For a decade from 2005-2014, Lou Holtz and Mark May were paired as analysts on ESPN’s College Football Final (May was actually there since 2001, Holtz joined in 2005). Now, they’re partnering again for college football analysis, releasing just an incredible number of videos over the last couple of months for an app/website called “The Crowd’s Line,” which has a “Compete in our FREE College Football Contests With Lou Holtz and Mark May!” banner. By our count, there are 112 of these videos with Holtz, May and host Kevin Trimble currently on YouTube (most have all of them, a couple of those clips have just Holtz or May); there’s an hour-plus College Football Show each week, and it’s then cut into every conceivable part, such as a breakdown of each particular matchup. But there aren’t many people watching.
Here’s a recent example of this, a two-minute Colorado-Washington preview posted Wednesday night with a staggering 12 views by Thursday morning:
Of course, the cutting into chunks strategy seems to have some merits. The most-watched Holtz and May video on there is this two-minute Texas-A&M Alabama preview from Week 4, with 19,508 views as of Thursday morning. (By contrast, the full show from that week had 852 views.) Second is this four-minute Michigan-Notre Dame one from Aug. 30, clocking in with 17,904 views as of Thursday morning. By contrast, the full show from that week (Week 1) has pulled in 4,937 views.
However, thousands of views are far more the exception than the rule for this show, as the YouTube numbers illustrate. (And yes, these videos have sometimes been distributed on Twitter and other platforms too, so the YouTube numbers aren’t necessarily all-inclusive, but they provide an example of how much of an impact this is making.) Only eight of the 112 clips/shows have seen over 5,000 views on YouTube, and only one of those is a full show (Week 7).
The others are four Notre Dame previews (Holtz used to coach there, you know, as you’ll be regularly reminded if you watch him), that Texas A&M-Alabama preview, a preview of Ohio State-TCU, and a preview of South Carolina-Kentucky. Meanwhile, only 17 of the 112 clips/shows have pulled in at least 1,000 views, and 44 of the clips/shows have been watched less than 100 times. (And consider that some of those views may be from the same people returning to a clip later, perhaps making the audience even smaller.)
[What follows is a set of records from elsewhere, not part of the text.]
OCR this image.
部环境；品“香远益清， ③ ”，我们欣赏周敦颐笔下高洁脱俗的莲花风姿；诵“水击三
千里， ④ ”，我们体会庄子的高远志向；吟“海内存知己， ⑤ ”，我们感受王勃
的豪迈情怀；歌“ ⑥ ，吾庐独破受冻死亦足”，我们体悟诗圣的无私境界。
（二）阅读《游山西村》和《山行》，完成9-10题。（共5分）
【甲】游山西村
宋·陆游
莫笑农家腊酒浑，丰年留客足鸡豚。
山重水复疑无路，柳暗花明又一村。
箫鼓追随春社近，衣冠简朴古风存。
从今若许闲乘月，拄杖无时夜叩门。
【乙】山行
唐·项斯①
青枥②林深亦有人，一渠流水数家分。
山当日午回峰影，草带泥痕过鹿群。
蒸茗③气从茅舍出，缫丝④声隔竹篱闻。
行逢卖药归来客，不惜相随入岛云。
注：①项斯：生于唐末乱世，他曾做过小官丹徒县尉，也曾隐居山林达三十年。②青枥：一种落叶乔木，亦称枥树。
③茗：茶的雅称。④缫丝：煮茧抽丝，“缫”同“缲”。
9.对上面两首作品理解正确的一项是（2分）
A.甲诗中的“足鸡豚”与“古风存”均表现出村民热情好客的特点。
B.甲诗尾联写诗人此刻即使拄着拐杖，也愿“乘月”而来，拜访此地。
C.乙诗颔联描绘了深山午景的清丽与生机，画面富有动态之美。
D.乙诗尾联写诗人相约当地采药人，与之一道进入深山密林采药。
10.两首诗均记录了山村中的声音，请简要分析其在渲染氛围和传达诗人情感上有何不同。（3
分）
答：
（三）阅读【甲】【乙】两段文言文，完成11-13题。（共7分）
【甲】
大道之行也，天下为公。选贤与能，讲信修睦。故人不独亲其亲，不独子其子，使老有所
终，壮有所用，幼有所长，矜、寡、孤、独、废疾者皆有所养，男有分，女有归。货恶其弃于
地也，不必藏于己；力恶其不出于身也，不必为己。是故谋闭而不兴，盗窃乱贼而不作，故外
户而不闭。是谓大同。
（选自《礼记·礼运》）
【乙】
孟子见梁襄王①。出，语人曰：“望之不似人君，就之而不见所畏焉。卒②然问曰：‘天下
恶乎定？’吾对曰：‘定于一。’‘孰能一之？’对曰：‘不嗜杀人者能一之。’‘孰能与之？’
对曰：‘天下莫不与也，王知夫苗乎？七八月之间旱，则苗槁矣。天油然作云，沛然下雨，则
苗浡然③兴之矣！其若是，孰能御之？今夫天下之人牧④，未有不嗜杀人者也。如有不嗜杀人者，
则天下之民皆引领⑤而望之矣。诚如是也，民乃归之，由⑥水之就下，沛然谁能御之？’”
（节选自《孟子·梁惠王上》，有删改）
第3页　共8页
It should be noted that some of this is about the channel, not the content. The Crowd’s Line only has 688 YouTube subscribers and 1,989 Twitter followers, and while Holtz (152,000 followers) and May (90,000 followers) both have bigger followings than that, their approach to promoting Crowd’s Line content has been scattershot at best. Holtz has put The Crowd’s Line’s website in his bio and has tagged their Twitter account repeatedly, but hasn’t tweeted a link to a clip or the website since September (he did once quote-retweet someone listening to their podcast, and he did retweet the main account’s full episode links a couple of times last month, but that’s about it). May has at least plugged the website repeatedly and straight retweeted a couple of clips, but he’s not going all out on promoting this either.
And yes, this would likely draw a lot more viewers with identical content but a bigger platform, and yes, even these relatively-small viewership numbers may be a success for The Crowd’s Line. At the least, they’ve made some people aware that they exist. But at the same time, it’s rather fascinating to see Holtz and May doing much of what they were doing at ESPN, bantering back and forth about games weekly, but doing so for an audience that’s so much smaller.
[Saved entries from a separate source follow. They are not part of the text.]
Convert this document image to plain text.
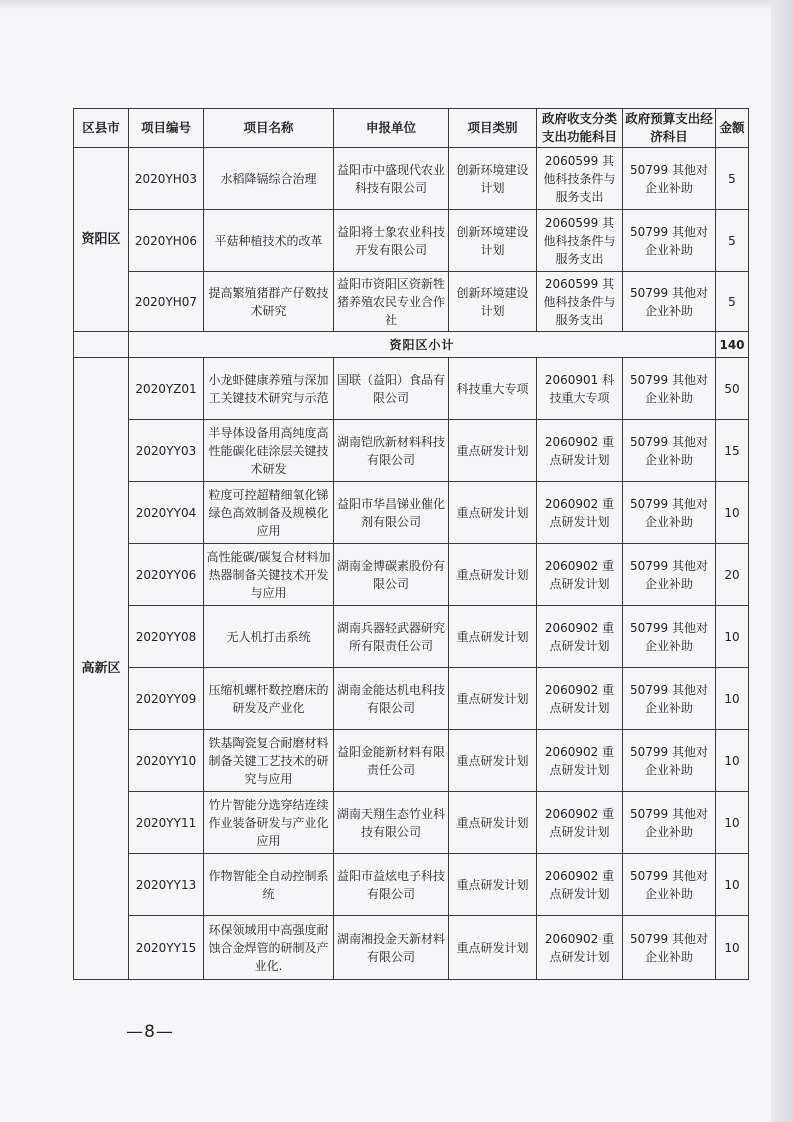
区县市	项目编号	项目名称	申报单位	项目类别	政府收支分类支出功能科目	政府预算支出经济科目	金额
资阳区	2020YH03	水稻降镉综合治理	益阳市中盛现代农业科技有限公司	创新环境建设计划	2060599 其他科技条件与服务支出	50799 其他对企业补助	5
	2020YH06	平菇种植技术的改革	益阳将士象农业科技开发有限公司	创新环境建设计划	2060599 其他科技条件与服务支出	50799 其他对企业补助	5
	2020YH07	提高繁殖猪群产仔数技术研究	益阳市资阳区资新牲猪养殖农民专业合作社	创新环境建设计划	2060599 其他科技条件与服务支出	50799 其他对企业补助	5
	资阳区小计						140
高新区	2020YZ01	小龙虾健康养殖与深加工关键技术研究与示范	国联（益阳）食品有限公司	科技重大专项	2060901 科技重大专项	50799 其他对企业补助	50
	2020YY03	半导体设备用高纯度高性能碳化硅涂层关键技术研发	湖南铠欣新材料科技有限公司	重点研发计划	2060902 重点研发计划	50799 其他对企业补助	15
	2020YY04	粒度可控超精细氧化锑绿色高效制备及规模化应用	益阳市华昌锑业催化剂有限公司	重点研发计划	2060902 重点研发计划	50799 其他对企业补助	10
	2020YY06	高性能碳/碳复合材料加热器制备关键技术开发与应用	湖南金博碳素股份有限公司	重点研发计划	2060902 重点研发计划	50799 其他对企业补助	20
	2020YY08	无人机打击系统	湖南兵器轻武器研究所有限责任公司	重点研发计划	2060902 重点研发计划	50799 其他对企业补助	10
	2020YY09	压缩机螺杆数控磨床的研发及产业化	湖南金能达机电科技有限公司	重点研发计划	2060902 重点研发计划	50799 其他对企业补助	10
	2020YY10	铁基陶瓷复合耐磨材料制备关键工艺技术的研究与应用	益阳金能新材料有限责任公司	重点研发计划	2060902 重点研发计划	50799 其他对企业补助	10
	2020YY11	竹片智能分选穿结连续作业装备研发与产业化应用	湖南天翔生态竹业科技有限公司	重点研发计划	2060902 重点研发计划	50799 其他对企业补助	10
	2020YY13	作物智能全自动控制系统	益阳市益炫电子科技有限公司	重点研发计划	2060902 重点研发计划	50799 其他对企业补助	10
	2020YY15	环保领域用中高强度耐蚀合金焊管的研制及产业化.	湖南湘投金天新材料有限公司	重点研发计划	2060902 重点研发计划	50799 其他对企业补助	10
—8—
And that maybe speaks to where those personalities are in 2018; there’s a reason their last College Football Final debate was in 2014. Holtz appeared to leave of his own volition after that season, but he was 78 at the time (he’s 81 now), and while it’s possible ESPN might have kept him around longer if he’d wanted to stay, it’s far from a sure thing given all the criticism his analysis brought in the last few years. And May’s long–running cartoonish Ohio State bashing (and other dumb comments posing as analysis) eventually proved more trouble than it was worth, with ESPN deciding to move on from him on College Football Final as well after Holtz’s retirement, creating much rejoicing in the college football community.
Replacements Adnan Virk, Joey Galloway, Danny Kanell (2015-16) and Jesse Palmer (2017-present) have drawn some criticism at times as well, but the general reaction to them seems much more positive than it was for Holtz and May (especially during the last few years of their tenure together). And there’s a reason ESPN barely used May after they took him off College Football Final. (He was eventually let go in last April’s layoffs.) But hey, if people out there are pining for May and Holtz, they now have that option. And it looks like a thousand or so people are doing that each week.